As the Executive Director of the Illinois 4-H Foundation, my primary responsibility is to raise money to support Illinois 4-H youth and the programs offered to them through the University of Illinois 4-H Youth Development Program. Trust me – when I’m out talking to people, it’s easy to create excitement about supporting this cause. But, so many people feel that if they can’t give a large amount, it isn’t worth supporting at all.

I enjoy having the conversation about making a difference to those efforts that you are passionate about and want to see improve by giving what you can. $1, $5, $10…just give what you can and together it makes a BIG difference. More importantly, get in the habit of giving. When you are out of school, think about things that have shaped you and say thank you by giving them $5. It may be your lunch money for one day, but heck you can pack a cold meat sandwich at home instead for one day!

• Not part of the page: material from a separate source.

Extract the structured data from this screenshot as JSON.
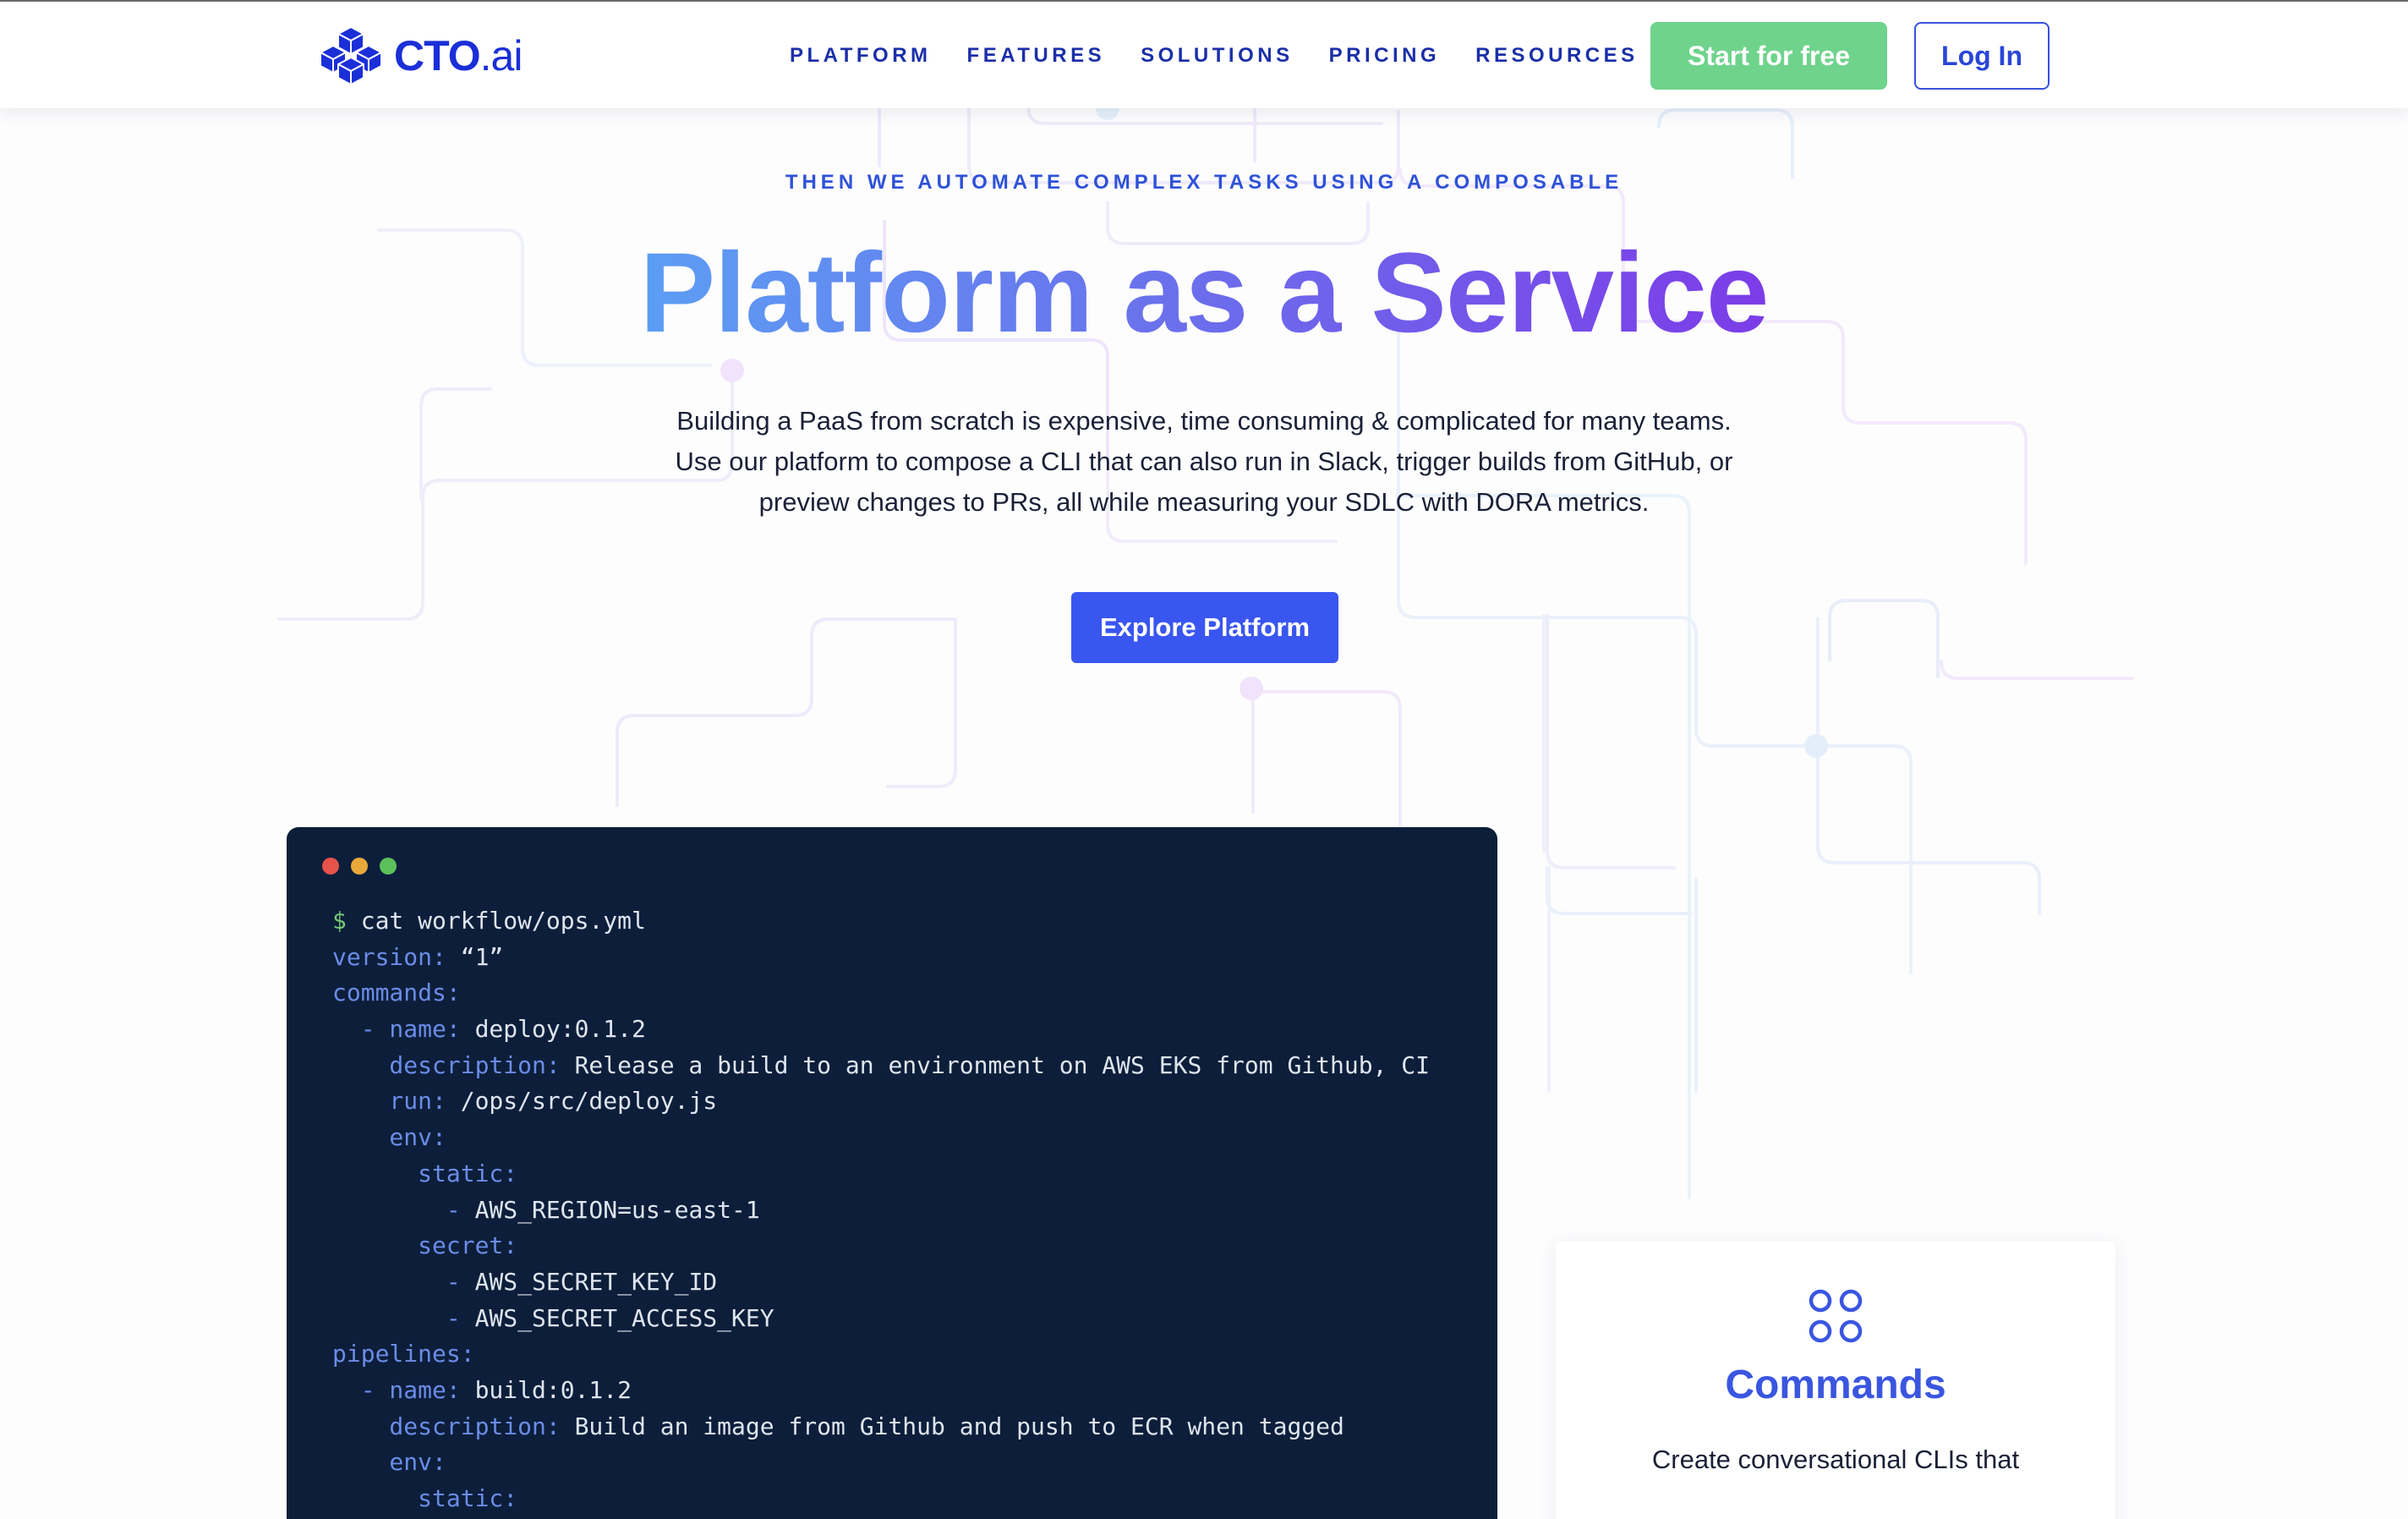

There are very few people who don’t like the idea of generosity. Humans love to help others and confront needs when we see them. Unfortunately, there are also very few people who are content with the level of generosity in their lives. Most people I know wish they were able to give more. And while there are a number of reasons that this may be the case… sometimes the best solution may be the simplest.

  • Consider the benefits of generosity. Generous people report being happier, healthier, and more satisfied with life than those who don’t give. 
  • Embrace gratitude. Make a list of the things in your life for which you are grateful. 
  • Start really small. If you’ve never given away money, start by giving away $1. If you are embarrassed to give just $1, don’t be. Every amount makes a difference!
  • Give first. When you receive your next paycheck, make your first expense an act of giving. 
  • Divert one specific expense. For a set period of time (try 29 days), divert one specific expense to a charity of your choosing. All the money that was going to your coffee on Thursday mornings—set aside for a charity.
  • Fund a cause based on your passions. There are countless charities/causes that need your support. And some of them are directly in-line with your most compelling passions. What are you most passionate about?
  • Find a person you believe in. If you find that you are more easily motivated and shaped by the people in your life rather than organizations/causes, use that tendency as motivation instead. Discover who they support. Maybe you can join alongside them.
  • Spend time with people in need. One of the most effective antidotes for non-generosity is to make space in your life for those who actually need your help.
  • Spend time with a generous person. One of the most life-changing conversations I’ve ever had about generosity occurred when I found the courage to start asking specific questions of the right person. I remember starting with, “Have you always been generous?” 

Generosity rarely happens by chance. Instead, it is an intentional decision that we make in our lives. But it does not need to be as difficult as many people think. Sometimes, starting with the simple steps is the best step that we can take.

What simple steps have you incorporated into your life to foster generosity?

Blanket Buddies
Sadorus 4-H All Stars club members raised money and made 33 blankets for residents at a local assisted living facility. They have learned that spending time with people in need and supporting a cause based on their passions makes life more rewarding!